Vítima e solidariedade


É muito conhecida certa frase lembrada em momentos de crise como a que vivemos hoje: as esquerdas brasileiras só sabem unir-se no cárcere. Ainda que a sentença destaque certa tendência experimentada na vida real, falta muito para ser respondida à altura e, por isso, desmentida. Quanto à correspondência com a vida como ela é, basta dizer como o infortúnio é propício ao aprendizado. Isso, óbvio, quando há a vontade de aprender e a inteligência não se faz madrasta, usurária ou inexistente. A fortuna, ao contrário, exacerba o hedonismo e o narcisismo, posto dentro de cada indivíduo em doses e combinações desiguais. Em composto ao qual não faltam, também em doses variadas, o ódio, a preguiça mental, a desonestidade...E por aí vai.

Em alguns dos protagonistas da atual cena política nacional, pequenos episódios acabam por apagar atos meritórios, disso resultando um – chamemos assim – balanço desfavorável. A imagem construída ao longo de anos, às vezes décadas, baseada em interesses de que só se conheciam pedaços incompletos, atua sobre essas personalidades com força irredutível. Tal força parece impulsiona-las a cometimentos temerário, de que resultam a desmoralização e o desdém coletivo. Ao mesmo tempo em que se lamenta pelo que se prejudica mais por ação própria que dos inimigos, sente-se quanto nossa boa vontade é lograda.
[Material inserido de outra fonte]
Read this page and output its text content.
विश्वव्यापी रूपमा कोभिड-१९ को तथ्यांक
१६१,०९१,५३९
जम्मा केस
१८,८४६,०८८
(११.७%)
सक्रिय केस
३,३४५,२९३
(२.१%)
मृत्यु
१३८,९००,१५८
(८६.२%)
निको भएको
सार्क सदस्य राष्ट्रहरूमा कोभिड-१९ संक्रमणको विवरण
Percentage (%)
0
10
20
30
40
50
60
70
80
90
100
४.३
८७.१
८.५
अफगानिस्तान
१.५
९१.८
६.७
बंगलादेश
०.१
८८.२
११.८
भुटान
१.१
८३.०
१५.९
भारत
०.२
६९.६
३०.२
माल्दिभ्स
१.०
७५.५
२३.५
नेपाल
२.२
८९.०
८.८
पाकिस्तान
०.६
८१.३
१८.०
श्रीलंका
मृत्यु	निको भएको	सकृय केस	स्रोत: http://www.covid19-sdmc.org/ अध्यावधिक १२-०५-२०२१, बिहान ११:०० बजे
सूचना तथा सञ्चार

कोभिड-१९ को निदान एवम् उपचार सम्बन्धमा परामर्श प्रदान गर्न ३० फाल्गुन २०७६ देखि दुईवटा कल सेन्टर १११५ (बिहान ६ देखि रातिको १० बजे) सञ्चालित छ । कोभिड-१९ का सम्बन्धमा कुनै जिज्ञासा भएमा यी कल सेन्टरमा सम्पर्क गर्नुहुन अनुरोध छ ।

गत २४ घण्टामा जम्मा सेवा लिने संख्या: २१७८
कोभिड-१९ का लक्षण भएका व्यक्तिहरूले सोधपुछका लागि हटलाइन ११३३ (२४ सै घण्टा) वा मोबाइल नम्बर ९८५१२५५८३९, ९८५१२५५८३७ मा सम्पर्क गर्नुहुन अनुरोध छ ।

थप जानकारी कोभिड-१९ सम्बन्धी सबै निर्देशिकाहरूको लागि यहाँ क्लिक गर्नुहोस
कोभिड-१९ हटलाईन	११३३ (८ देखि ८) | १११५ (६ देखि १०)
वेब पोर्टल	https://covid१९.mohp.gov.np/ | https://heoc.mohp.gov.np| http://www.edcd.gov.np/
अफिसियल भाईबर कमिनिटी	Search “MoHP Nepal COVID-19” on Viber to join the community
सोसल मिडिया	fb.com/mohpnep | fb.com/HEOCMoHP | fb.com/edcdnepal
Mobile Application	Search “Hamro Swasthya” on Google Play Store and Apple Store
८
A recusa de Lula em participar da mobilização que parte das esquerdas tenta opor à facistização do País, se comparada a acontecimentos ainda recentes, válida a frase Inicial. Quando preso à revelia dos preceitos constitucionais, o ex-Presidente da República desfrutava de prestígio e podia contar, como contou, com o apoio (que não pode ser confundido com o aplauso) dos que estavam em liberdade. Muitas pessoas foram às ruas, sem que sequer houvesse razão diferente da que a sabedoria popular consagra: quando a barba do vizinho arde, ponho a minha de molho. Ou seja, defendo o outro vitimado pelo arbítrio porque sou potencial vítima da ameaça que sobre mim também paira. Ou seja, movem-me certa insegurança e acentuado instinto de conservação. Ainda assim, gera-se, por via indireta, a solidariedade que tem movido a sociedade humana. Ora mais, ora menos, mas sempre necessária, é a solidariedade a argamassa que põe milhares de pessoas nas ruas de cidades norte-americanas para protestar pela falta de ar. Sim, é a dificuldade de respirar manifesta na já célebre exclamação de George Floyd que afeta os negros daquela nação. Sabem todos eles o que os espera, se se entregarem à indiferença diante da agressão sofrida por seu irmão de cor. Sabendo também todos não ter sido Floyd o primeiro. Por que imaginar, gratuitamente, que será o último?

Essa a lição a ser aprendida. Não nos podemos unir quando nós faltará o que ainda resto tá de liberdade. Ampliar a liberdade, torná-la sempre e sempre maior será o de mais importante que a sociedade pode fazer, como já o percebem pessoas brancas, de olhos azuis e cabelos louros, nos Estados Unidos da América do Norte, da Europa, mundo afora.

Por isso, Luìs Inácio Lula da Silva desserve à democracia, menos pelos malfeitos de que, justa ou injustamente, tem sido acusado. Se a Constituição foi agredida para prendê-lo, o agressor de agora é ele. A vítima, as esperanças que ele mesmo um dia alimentou.